Scale Effect of Surface Asperities on Stick-Slip Behavior of Zinc- Coated Steel

Stick-slip behavior between friction pairs causes severe vibration problems such as abrasion and noise pollution, leading to material loss and deterioration in human health. This phenomenon is extremely complex because the surfaces of friction pairs have various asperities with different sizes. Therefore, it is of importance to understand the scale effect of asperities on the stick-slip behavior. Here, we selected four kinds of zinc-coated steels with multiscale surface asperities as a presentative example to reveal what types of asperities play the key role in affecting the stick-slip behavior. It is discovered that the stick-slip behavior is dominated by the density of small-scale asperities rather than largescale asperities. High-density small-scale asperity increases the potential energy between asperities of the friction pairs, which leads to stick-slip behavior. It is suggested that decreasing the density of small-scale asperity on the surface significantly suppresses the stick-slip behavior.
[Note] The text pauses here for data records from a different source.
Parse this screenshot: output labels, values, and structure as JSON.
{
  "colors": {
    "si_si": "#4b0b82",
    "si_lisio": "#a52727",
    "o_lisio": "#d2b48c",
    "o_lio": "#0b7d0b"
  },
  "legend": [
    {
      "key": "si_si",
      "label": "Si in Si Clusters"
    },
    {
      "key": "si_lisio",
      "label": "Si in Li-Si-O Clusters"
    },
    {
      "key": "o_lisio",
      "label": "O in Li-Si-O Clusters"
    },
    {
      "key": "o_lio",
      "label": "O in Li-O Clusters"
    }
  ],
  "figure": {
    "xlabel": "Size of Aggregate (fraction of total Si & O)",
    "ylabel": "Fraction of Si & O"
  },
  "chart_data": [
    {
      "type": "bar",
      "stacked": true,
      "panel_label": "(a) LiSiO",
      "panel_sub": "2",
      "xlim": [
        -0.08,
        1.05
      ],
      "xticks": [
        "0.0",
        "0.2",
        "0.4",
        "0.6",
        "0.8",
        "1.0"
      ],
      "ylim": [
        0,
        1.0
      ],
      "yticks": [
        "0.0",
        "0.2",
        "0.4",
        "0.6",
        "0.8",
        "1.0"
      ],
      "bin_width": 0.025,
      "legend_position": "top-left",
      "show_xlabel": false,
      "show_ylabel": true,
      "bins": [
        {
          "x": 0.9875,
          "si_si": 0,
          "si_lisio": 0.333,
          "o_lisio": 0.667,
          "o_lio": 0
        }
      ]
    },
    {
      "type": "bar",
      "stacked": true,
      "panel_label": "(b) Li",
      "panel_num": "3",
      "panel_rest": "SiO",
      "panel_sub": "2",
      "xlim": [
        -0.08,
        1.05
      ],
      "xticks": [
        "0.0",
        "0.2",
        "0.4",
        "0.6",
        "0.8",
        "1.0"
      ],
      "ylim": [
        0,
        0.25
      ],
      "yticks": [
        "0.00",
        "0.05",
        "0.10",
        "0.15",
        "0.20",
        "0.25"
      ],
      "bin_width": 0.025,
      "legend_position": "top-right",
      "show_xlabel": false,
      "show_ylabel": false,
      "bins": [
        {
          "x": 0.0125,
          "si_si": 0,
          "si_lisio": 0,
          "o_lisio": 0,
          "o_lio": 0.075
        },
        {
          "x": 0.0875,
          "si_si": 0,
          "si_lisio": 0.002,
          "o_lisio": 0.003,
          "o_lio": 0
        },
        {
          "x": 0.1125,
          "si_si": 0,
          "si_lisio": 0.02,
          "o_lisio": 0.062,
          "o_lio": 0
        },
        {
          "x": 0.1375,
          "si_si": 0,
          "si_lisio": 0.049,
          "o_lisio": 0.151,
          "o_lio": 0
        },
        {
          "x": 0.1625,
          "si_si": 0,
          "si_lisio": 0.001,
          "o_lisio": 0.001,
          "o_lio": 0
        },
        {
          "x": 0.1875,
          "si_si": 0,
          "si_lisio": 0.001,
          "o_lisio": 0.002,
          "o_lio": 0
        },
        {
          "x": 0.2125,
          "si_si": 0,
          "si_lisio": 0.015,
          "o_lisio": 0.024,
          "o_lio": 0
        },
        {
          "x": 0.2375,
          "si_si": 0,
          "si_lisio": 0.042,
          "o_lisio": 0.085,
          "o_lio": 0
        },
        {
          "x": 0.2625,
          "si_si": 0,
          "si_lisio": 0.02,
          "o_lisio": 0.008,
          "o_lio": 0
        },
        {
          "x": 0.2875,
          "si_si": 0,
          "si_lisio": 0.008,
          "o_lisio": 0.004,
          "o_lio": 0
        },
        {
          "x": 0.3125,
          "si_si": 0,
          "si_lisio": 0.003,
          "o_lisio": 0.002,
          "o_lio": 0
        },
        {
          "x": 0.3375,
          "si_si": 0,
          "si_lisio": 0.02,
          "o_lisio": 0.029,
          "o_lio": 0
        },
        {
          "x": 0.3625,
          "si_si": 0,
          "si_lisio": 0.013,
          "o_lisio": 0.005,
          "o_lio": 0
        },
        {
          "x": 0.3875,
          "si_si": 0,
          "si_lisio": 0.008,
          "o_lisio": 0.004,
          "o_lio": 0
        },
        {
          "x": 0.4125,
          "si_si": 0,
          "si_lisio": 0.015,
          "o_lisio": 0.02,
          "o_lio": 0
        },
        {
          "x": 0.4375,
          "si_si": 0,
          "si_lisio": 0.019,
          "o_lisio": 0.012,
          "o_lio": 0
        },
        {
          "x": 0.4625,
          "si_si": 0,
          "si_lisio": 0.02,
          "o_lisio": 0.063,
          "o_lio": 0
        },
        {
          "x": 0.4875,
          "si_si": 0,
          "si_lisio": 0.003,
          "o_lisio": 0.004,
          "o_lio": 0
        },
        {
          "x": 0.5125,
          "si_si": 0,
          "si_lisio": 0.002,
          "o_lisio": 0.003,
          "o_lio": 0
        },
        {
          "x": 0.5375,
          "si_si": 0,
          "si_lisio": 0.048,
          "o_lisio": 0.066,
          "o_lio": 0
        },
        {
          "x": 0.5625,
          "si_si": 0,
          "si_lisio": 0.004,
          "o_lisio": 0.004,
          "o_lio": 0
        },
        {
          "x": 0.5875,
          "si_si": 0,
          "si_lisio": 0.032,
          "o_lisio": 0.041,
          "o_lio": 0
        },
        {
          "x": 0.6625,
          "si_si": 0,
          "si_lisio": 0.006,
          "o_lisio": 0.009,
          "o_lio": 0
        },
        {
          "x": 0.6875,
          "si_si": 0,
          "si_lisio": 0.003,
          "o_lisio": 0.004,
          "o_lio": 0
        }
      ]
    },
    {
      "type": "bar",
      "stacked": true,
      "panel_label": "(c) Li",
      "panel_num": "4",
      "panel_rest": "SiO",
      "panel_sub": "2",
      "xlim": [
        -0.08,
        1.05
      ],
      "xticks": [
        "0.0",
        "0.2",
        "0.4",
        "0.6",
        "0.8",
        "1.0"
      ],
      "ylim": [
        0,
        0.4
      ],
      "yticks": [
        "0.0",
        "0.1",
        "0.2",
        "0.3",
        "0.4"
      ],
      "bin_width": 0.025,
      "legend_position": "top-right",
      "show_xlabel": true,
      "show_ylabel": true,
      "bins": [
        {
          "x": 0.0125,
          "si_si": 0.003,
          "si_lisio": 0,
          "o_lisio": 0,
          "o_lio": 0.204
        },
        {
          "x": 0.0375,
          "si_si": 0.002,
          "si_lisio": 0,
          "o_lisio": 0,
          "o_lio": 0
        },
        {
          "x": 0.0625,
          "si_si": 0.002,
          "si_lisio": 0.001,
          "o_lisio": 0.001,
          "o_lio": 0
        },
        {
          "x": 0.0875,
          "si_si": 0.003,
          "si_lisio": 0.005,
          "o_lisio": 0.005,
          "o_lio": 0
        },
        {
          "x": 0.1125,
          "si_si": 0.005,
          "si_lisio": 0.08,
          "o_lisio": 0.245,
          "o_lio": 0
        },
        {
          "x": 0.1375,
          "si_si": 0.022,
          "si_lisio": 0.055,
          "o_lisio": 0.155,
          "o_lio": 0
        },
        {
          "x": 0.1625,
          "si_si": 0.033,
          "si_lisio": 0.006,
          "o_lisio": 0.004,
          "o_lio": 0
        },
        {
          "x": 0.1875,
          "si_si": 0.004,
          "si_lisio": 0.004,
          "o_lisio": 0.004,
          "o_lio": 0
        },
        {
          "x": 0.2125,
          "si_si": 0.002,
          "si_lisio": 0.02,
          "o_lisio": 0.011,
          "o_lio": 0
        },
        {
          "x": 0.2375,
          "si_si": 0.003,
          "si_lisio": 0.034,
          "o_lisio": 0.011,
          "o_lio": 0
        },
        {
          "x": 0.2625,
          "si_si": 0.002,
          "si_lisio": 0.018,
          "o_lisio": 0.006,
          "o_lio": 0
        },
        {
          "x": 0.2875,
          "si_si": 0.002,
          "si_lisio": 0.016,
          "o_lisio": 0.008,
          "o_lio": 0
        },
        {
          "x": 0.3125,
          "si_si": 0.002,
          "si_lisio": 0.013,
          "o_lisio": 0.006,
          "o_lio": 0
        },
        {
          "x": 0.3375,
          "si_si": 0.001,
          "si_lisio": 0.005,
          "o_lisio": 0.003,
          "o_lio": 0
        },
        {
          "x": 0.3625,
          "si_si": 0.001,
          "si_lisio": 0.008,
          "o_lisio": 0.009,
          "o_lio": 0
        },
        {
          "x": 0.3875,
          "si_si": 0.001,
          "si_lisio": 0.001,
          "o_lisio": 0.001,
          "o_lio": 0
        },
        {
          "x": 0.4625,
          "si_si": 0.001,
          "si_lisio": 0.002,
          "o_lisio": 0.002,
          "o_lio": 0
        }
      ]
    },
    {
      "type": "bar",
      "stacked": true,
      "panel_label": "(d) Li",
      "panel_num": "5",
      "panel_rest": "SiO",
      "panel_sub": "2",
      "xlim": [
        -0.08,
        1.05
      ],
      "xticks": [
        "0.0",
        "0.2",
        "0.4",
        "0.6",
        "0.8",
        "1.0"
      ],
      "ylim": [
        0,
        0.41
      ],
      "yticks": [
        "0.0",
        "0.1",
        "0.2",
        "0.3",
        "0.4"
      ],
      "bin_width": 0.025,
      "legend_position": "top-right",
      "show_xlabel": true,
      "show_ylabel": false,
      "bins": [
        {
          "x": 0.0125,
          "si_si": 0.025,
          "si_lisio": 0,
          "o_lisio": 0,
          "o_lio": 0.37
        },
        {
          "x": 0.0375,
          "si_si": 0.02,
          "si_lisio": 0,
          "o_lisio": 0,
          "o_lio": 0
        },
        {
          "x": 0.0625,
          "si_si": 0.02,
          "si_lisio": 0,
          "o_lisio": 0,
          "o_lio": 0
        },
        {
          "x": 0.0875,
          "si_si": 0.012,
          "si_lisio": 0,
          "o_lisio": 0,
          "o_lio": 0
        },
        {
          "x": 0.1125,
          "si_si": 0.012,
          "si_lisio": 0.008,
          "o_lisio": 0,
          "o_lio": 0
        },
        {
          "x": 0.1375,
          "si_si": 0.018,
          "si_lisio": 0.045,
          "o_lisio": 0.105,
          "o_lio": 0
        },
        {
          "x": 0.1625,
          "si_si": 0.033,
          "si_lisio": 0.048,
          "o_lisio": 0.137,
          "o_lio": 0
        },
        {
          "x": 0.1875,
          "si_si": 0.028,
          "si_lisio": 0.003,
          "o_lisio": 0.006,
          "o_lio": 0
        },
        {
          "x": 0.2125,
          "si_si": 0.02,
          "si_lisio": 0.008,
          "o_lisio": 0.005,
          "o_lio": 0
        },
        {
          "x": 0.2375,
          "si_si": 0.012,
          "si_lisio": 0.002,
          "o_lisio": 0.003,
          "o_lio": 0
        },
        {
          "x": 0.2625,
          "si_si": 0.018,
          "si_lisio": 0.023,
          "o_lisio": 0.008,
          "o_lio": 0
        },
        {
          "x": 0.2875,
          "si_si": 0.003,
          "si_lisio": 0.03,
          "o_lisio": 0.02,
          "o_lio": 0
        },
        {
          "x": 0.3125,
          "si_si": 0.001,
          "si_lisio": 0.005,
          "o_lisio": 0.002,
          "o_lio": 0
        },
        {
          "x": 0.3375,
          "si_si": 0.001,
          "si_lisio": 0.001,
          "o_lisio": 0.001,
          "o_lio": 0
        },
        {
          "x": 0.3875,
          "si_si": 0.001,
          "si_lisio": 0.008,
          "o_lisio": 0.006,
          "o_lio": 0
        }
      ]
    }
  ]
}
The present study reveals the scale effect of surface asperities on the stick-slip behavior and thus could offer a pathway to tailoring the surface topography of a wide range of materials for suppressing the stick-slip behavior.

Automated summary

Stick-slip behavior between friction pairs can cause severe vibration problems, leading to material loss and health deterioration. This study investigates the scale effect of surface asperities on the stick-slip behavior using zinc-coated steels with multiscale surface asperities. It is found that the stick-slip behavior is dominated by the density of small-scale asperities, and decreasing this density can significantly suppress the stick-slip behavior. This research provides insights for tailoring surface topography to mitigate stick-slip behavior in various materials.